There are plenty of references to our beloved city scattered throughout the script, with some justified gloating on Hibs’ victory in the Scottish Cup this year. The opening number might as well have been written by VisitScotland for the way it bigs up Auld Reekie. One of the great aspects of the King’s Panto is that the audience feels included in the fun from the very start. This is partly a result of the dreaded audience participation (watch out, they’ve got a video camera this year) but also because the actors really want the audience to have fun and enjoy themselves. It’s a credit to them that many adults in the audience (at least when I was there!) were there for their own enjoyment, not just because they had the grandkids for the day.
The panto strikes the right balance between tongue in cheek jokes for the grownups and toilet humour for the kids. There are several nods to IndyRef and some light-hearted jabs at Alex Salmond and Nicola Sturgeon – and less light-hearted digs at Donald Trump and Nigel Farage. There’s a cameo of sorts from Honey G.
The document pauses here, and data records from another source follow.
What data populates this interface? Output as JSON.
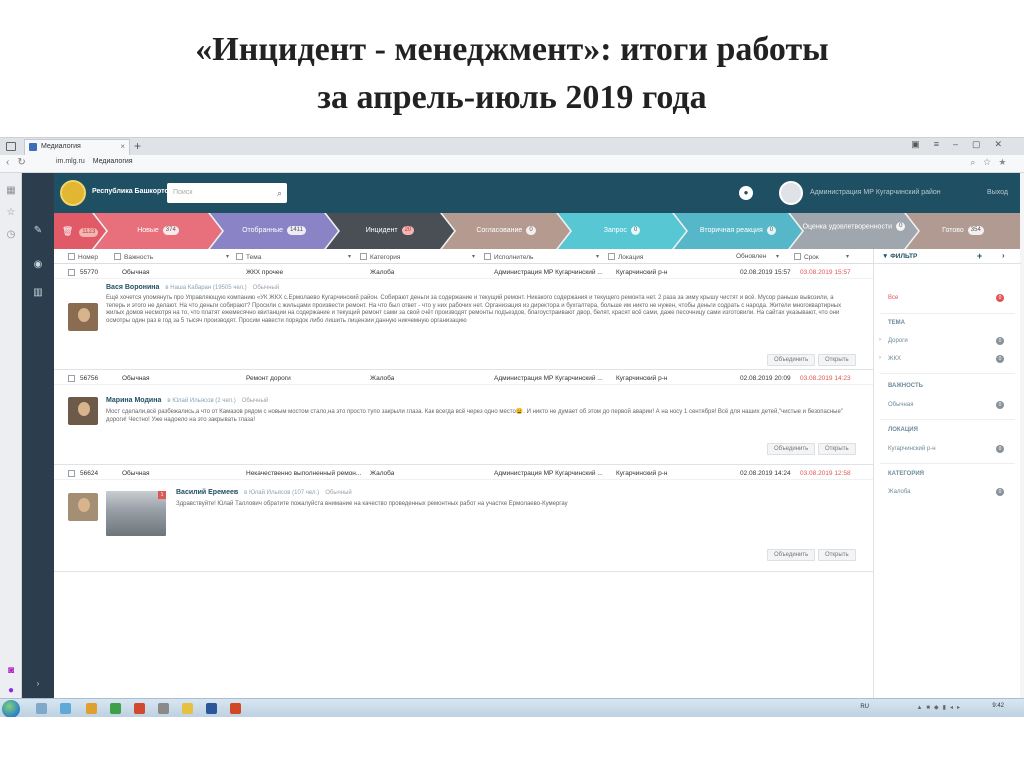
{
  "slide": {
    "title_line1": "«Инцидент - менеджмент»: итоги работы",
    "title_line2": "за апрель-июль 2019 года"
  },
  "browser": {
    "tab_title": "Медиалогия",
    "url_host": "im.mlg.ru",
    "url_title": "Медиалогия"
  },
  "header": {
    "region": "Республика Башкортостан",
    "search_placeholder": "Поиск",
    "user": "Администрация МР Кугарчинский район",
    "logout": "Выход"
  },
  "statuses": [
    {
      "label": "",
      "count": "1123",
      "color": "#e05a68"
    },
    {
      "label": "Новые",
      "count": "374",
      "color": "#e8707c"
    },
    {
      "label": "Отобранные",
      "count": "1411",
      "color": "#8a84c6"
    },
    {
      "label": "Инцидент",
      "count": "20",
      "color": "#4a4f56"
    },
    {
      "label": "Согласование",
      "count": "0",
      "color": "#b59a8f"
    },
    {
      "label": "Запрос",
      "count": "0",
      "color": "#57c7d4"
    },
    {
      "label": "Вторичная реакция",
      "count": "0",
      "color": "#55b7c8"
    },
    {
      "label": "Оценка удовлетворенности",
      "count": "0",
      "color": "#a0a6ad"
    },
    {
      "label": "Готово",
      "count": "354",
      "color": "#b09a92"
    }
  ],
  "columns": [
    "Номер",
    "Важность",
    "Тема",
    "Категория",
    "Исполнитель",
    "Локация",
    "Обновлен",
    "Срок"
  ],
  "incidents": [
    {
      "number": "55770",
      "importance": "Обычная",
      "topic": "ЖКХ прочее",
      "category": "Жалоба",
      "executor": "Администрация МР Кугарчинский ...",
      "location": "Кугарчинский р-н",
      "updated": "02.08.2019 15:57",
      "due": "03.08.2019 15:57",
      "author": "Вася Воронина",
      "source": "в Наша Кабаран (19505 чел.)",
      "tag": "Обычный",
      "text": "Ещё хочется упомянуть про Управляющую компанию «УК ЖКХ с.Ермолаево Кугарчинский район. Собирают деньги за содержание и текущий ремонт. Никакого содержания и текущего ремонта нет. 2 раза за зиму крышу чистят и всё. Мусор раньше вывозили, а теперь и этого не делают. На что деньги собирают? Просили с жильцами произвести ремонт. На что был ответ - что у них рабочих нет. Организация из директора и бухгалтера, больше им никто не нужен, чтобы деньги содрать с народа. Жители многоквартирных жилых домов несмотря на то, что платят ежемесячно квитанции на содержание и текущий ремонт сами за свой счёт производят ремонты подъездов, благоустраивают двор, белят, красят всё сами, даже песочницу сами изготовили. На сайтах указывают, что они осмотры один раз в год за 5 тысяч производят. Просим навести порядок либо лишить лицензии данную никчемную организацию",
      "btn_merge": "Объединить",
      "btn_open": "Открыть"
    },
    {
      "number": "56756",
      "importance": "Обычная",
      "topic": "Ремонт дороги",
      "category": "Жалоба",
      "executor": "Администрация МР Кугарчинский ...",
      "location": "Кугарчинский р-н",
      "updated": "02.08.2019 20:09",
      "due": "03.08.2019 14:23",
      "author": "Марина Модина",
      "source": "в Юлай Ильясов (2 чел.)",
      "tag": "Обычный",
      "text": "Мост сделали,всё разбежались,а что от Камазов рядом с новым мостом стало,на это просто тупо закрыли глаза. Как всегда всё через одно место😩. И никто не думает об этом до первой аварии! А на носу 1 сентября! Всё для наших детей,\"чистые и безопасные\" дороги! Честно! Уже надоело на это закрывать глаза!",
      "btn_merge": "Объединить",
      "btn_open": "Открыть"
    },
    {
      "number": "56624",
      "importance": "Обычная",
      "topic": "Некачественно выполненный ремон...",
      "category": "Жалоба",
      "executor": "Администрация МР Кугарчинский ...",
      "location": "Кугарчинский р-н",
      "updated": "02.08.2019 14:24",
      "due": "03.08.2019 12:58",
      "author": "Василий Еремеев",
      "source": "в Юлай Ильясов (107 чел.)",
      "tag": "Обычный",
      "text": "Здравствуйте! Юлай Таллович обратите пожалуйста внимание на качество проведенных ремонтных работ на участке Ермолаево-Кумергау",
      "btn_merge": "Объединить",
      "btn_open": "Открыть"
    }
  ],
  "filters": {
    "title": "ФИЛЬТР",
    "all_label": "Все",
    "all_count": "0",
    "sections": [
      {
        "title": "ТЕМА",
        "items": [
          {
            "label": "Дороги",
            "count": "0"
          },
          {
            "label": "ЖКХ",
            "count": "0"
          }
        ]
      },
      {
        "title": "ВАЖНОСТЬ",
        "items": [
          {
            "label": "Обычная",
            "count": "0"
          }
        ]
      },
      {
        "title": "ЛОКАЦИЯ",
        "items": [
          {
            "label": "Кугарчинский р-н",
            "count": "0"
          }
        ]
      },
      {
        "title": "КАТЕГОРИЯ",
        "items": [
          {
            "label": "Жалоба",
            "count": "0"
          }
        ]
      }
    ]
  },
  "taskbar": {
    "lang": "RU",
    "time": "9:42"
  }
}
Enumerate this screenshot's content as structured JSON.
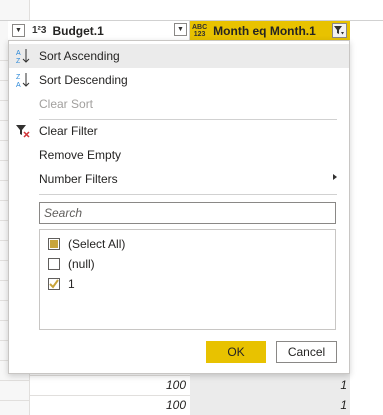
{
  "header": {
    "budget_type": "1²3",
    "budget_label": "Budget.1",
    "month_type_top": "ABC",
    "month_type_bottom": "123",
    "month_label": "Month eq Month.1"
  },
  "menu": {
    "sort_ascending": "Sort Ascending",
    "sort_descending": "Sort Descending",
    "clear_sort": "Clear Sort",
    "clear_filter": "Clear Filter",
    "remove_empty": "Remove Empty",
    "number_filters": "Number Filters"
  },
  "search": {
    "placeholder": "Search"
  },
  "filter_list": [
    {
      "label": "(Select All)",
      "state": "partial"
    },
    {
      "label": "(null)",
      "state": "unchecked"
    },
    {
      "label": "1",
      "state": "checked"
    }
  ],
  "buttons": {
    "ok": "OK",
    "cancel": "Cancel"
  },
  "rows": [
    {
      "budget": "100",
      "month": "1"
    },
    {
      "budget": "100",
      "month": "1"
    },
    {
      "budget": "100",
      "month": "1"
    }
  ],
  "colors": {
    "accent": "#e8c200",
    "selected_bg": "#ebebeb"
  }
}
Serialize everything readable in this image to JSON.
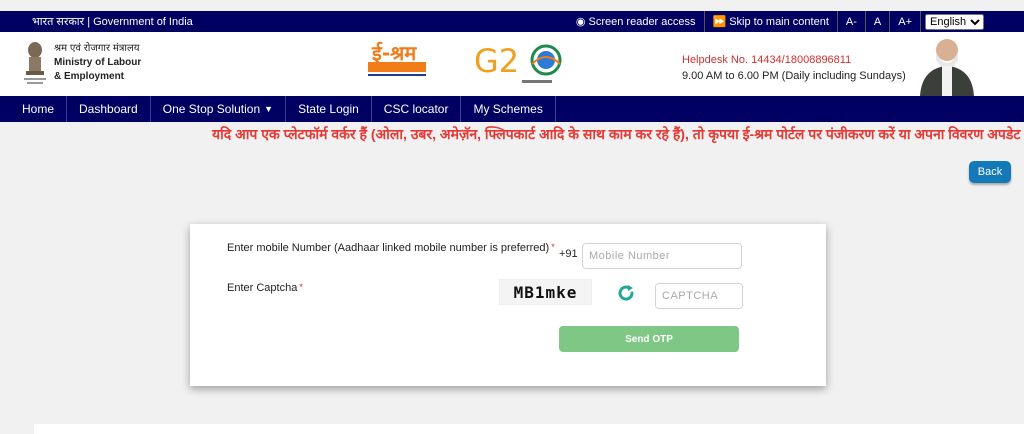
{
  "topbar": {
    "gov_text": "भारत सरकार | Government of India",
    "screen_reader": "Screen reader access",
    "skip_main": "Skip to main content",
    "font_minus": "A-",
    "font_normal": "A",
    "font_plus": "A+",
    "language": "English"
  },
  "header": {
    "ministry_hi": "श्रम एवं रोजगार मंत्रालय",
    "ministry_en_1": "Ministry of Labour",
    "ministry_en_2": "& Employment",
    "eshram_logo_text": "ई-श्रम",
    "g20_text": "G20",
    "helpdesk_no": "Helpdesk No. 14434/18008896811",
    "helpdesk_hours": "9.00 AM to 6.00 PM (Daily including Sundays)"
  },
  "nav": {
    "items": [
      "Home",
      "Dashboard",
      "One Stop Solution",
      "State Login",
      "CSC locator",
      "My Schemes"
    ]
  },
  "ticker": "यदि आप एक प्लेटफॉर्म वर्कर हैं (ओला, उबर, अमेज़ॅन, फ्लिपकार्ट आदि के साथ काम कर रहे हैं), तो कृपया ई-श्रम पोर्टल पर पंजीकरण करें या अपना विवरण अपडेट क",
  "back_label": "Back",
  "form": {
    "mobile_label": "Enter mobile Number (Aadhaar linked mobile number is preferred)",
    "required_mark": "*",
    "country_code": "+91",
    "mobile_placeholder": "Mobile Number",
    "captcha_label": "Enter Captcha",
    "captcha_text": "MB1mke",
    "captcha_placeholder": "CAPTCHA",
    "send_otp": "Send OTP"
  },
  "colors": {
    "navy": "#000062",
    "ticker_red": "#e53935",
    "back_blue": "#1479b8",
    "send_green": "#7fc784",
    "refresh_teal": "#26a69a"
  },
  "icons": [
    "eye-icon",
    "skip-icon",
    "emblem-icon",
    "eshram-logo",
    "g20-logo",
    "refresh-icon",
    "caret-down-icon"
  ]
}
There is a really excellent dancing lamb, and credit must be given to whichever of the wonderful Edinburgh Dance Academy pupils was in that costume. Speaking of which, the costumes and ensemble are excellent, and the puppetry is imaginative and well-executed.
Greg Barrowman is game for a laugh as the hero Jack. There’s genuine improv talent in the making there. Princess Apricot is ably portrayed by Rachel Flynn, and Lisa Lynch takes on the fairy godmother role of ‘The Spirit of the Castle’. The production trips up slightly in giving its female leads too little to do – with such pithy and imaginative male (and dame) roles it seems a shame that Flynn and Lynch aren’t given the chance to join in with the comedy beyond the odd line or two.
The other weakness of the panto lies in its greatest strength. The banter between Stewart, Gray and Scott is so intense that the plot feels somehow surplus. The pacing in the final act is a little off, missing a concluding scene as if time has run out, going straight into the bows. But when it’s as much fun as this who cares?
The real magic of the King’s Panto – and it’s needed this year more than ever – is that it allows us to spend such an enjoyable few hours in the company of actors who feel, to audiences old and new, like good friends.
King’s Panto 2016 : Jack and the Beanstalk
Until 15th January 2017, 2pm, 7pm
King’s Theatre, Tollcross
Tickets from £16 (£13), and £12 for school seats
A special Relaxed Performance for people with additional needs and their families will be held on Friday 6 January 2017 at 2pm.